The deliberate trivialisation of South Africa's indigenous communities' heritage, culture, and their political, socio-economic struggles is being overlooked, so too the 370 million global indigenous communities worldwide. It becomes clearer that our government's imposing administration favours only a portion and not the whole. The stark reality is that preferential treatment is given to those who are supposedly more indigenous than others. Preference with respect to jobs, business, promotion, whatever... It goes without saying that this group of people is being painted out of the South African landscape. What is upsetting is that the views of our contemporary minority African elite closely mirror the arrogance of the white settlers of the 19th century.

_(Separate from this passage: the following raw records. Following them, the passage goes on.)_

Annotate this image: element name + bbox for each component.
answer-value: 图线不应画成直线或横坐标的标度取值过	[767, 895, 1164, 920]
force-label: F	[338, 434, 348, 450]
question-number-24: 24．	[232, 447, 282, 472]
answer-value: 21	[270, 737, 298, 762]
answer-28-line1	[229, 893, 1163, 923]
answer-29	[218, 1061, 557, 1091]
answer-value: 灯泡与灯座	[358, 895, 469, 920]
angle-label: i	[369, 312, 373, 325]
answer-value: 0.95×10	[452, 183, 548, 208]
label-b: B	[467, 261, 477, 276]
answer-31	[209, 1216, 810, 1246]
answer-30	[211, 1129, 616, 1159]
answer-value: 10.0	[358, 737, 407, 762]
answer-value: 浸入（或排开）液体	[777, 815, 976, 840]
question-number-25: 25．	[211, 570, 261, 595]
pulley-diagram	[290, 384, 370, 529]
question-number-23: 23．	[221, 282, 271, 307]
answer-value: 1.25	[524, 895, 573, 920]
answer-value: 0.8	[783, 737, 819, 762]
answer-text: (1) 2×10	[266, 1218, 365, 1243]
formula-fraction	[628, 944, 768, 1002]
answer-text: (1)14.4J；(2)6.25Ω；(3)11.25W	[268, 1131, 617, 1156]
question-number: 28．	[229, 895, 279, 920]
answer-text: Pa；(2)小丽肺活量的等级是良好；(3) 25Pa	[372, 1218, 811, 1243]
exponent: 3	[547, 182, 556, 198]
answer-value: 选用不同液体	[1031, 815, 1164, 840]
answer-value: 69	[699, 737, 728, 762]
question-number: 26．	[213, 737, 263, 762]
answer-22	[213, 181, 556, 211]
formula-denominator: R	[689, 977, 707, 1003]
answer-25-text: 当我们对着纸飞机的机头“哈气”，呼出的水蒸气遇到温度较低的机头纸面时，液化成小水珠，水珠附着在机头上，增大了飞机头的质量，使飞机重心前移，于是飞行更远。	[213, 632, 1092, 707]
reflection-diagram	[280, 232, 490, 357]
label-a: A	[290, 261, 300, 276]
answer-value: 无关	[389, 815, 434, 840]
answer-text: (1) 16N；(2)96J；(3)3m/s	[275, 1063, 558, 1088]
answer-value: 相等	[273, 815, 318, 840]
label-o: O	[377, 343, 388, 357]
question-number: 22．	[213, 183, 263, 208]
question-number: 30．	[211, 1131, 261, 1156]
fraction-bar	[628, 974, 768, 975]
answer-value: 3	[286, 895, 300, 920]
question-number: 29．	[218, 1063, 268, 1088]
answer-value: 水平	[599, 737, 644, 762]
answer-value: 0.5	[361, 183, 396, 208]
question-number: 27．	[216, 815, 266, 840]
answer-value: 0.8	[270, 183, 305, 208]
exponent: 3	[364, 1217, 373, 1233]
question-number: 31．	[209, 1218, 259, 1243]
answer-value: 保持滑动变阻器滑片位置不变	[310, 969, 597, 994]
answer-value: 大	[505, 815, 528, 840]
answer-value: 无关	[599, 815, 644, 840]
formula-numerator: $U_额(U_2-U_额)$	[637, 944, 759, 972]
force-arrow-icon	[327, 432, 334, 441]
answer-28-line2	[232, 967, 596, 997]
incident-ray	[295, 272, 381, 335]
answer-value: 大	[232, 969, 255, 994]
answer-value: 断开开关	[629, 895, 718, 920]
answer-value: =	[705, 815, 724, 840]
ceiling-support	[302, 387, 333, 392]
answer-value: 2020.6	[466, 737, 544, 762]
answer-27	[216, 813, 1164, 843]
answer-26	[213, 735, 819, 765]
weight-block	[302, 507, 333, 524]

However I am genuinely concerned that links to the Khoe, San/Boesman identity are the most salient side of the over 2.5 million classified coloured population in South Africa. It does not take a rocket scientist to know that this group of people are South Africa's underlings, ridiculed by all and sundry. Why? It also goes without saying that the struggle for identity in South Africa lies heavily on them. Millions of South African Indigenes and their descendants, notwithstanding Africa, are trapped in a vicious cycle of poverty and debt.
This exclusivity contradicts of course, the more than 300-year struggle and resistance of indigenous African peoples against genocide, expropriation, racism, oppression, and underdevelopment under the reign of the European colonialists. It is well known mainly in academia that the standard explanation for the numerous click sounds found in modern Zulu, Swazi, and Xhosa is the linguistic influence of click speakers, assumed to be female, intermarrying with Bantu speakers. And that even during the last millennia, the Khoe, San/Boesman have been the exclusive occupants of significant portions of southern Africa, living as autonomous hunter-gatherers in parts of the Karoo, Kalahari, and Namib deserts. They coexisted with, and were eventually assimilated to, the Bantu speaking chiefdoms that now form the bulk of South Africa's population. It would seem that it is not in our so-called democratic government's interest to acknowledge Indigene, otherwise automatic access to land rights and natural resources would be the honest thing to do.
The indigenous movement requires strong individuals who will pledge their commitment to these challenges
But can the current leadership live up to the expectation to unite their five respective houses San, Cape Khoe, Nama, Korana and Griqua, who are recognised as vulnerable as a result of historical injustices, and few or skewed representations? This might be a tall order knowing that we are the very people that entrusted corrupt state officials with our livelihood in 1994; we do at each general election. Will history not repeat itself should we allow this government to exploit the fact that we are divided?
Yet it is not all doom and gloom. I am proud to announce the opening of South Africa First Peoples' Museum at the end of last year and following the launch of the foundation Friday 16 December. Watch this space! On a personal note, first I have to deal with my forced polyglot ancestry now I am an Indigenes great granddaughter. What does it imply for me and many others, should we lay claim to our First peoples' status?
I would like to conclude by quoting my dear adopted mother who is 95 years of age, living in Paarl, who herself is the daughter of an indigenous mother from Namaqualand.
'Byna ma nie geheel, Byna ag baat nie veel, waar, waar is u deel' (Almost but not whole, Almost but not enough, where, where is your whole).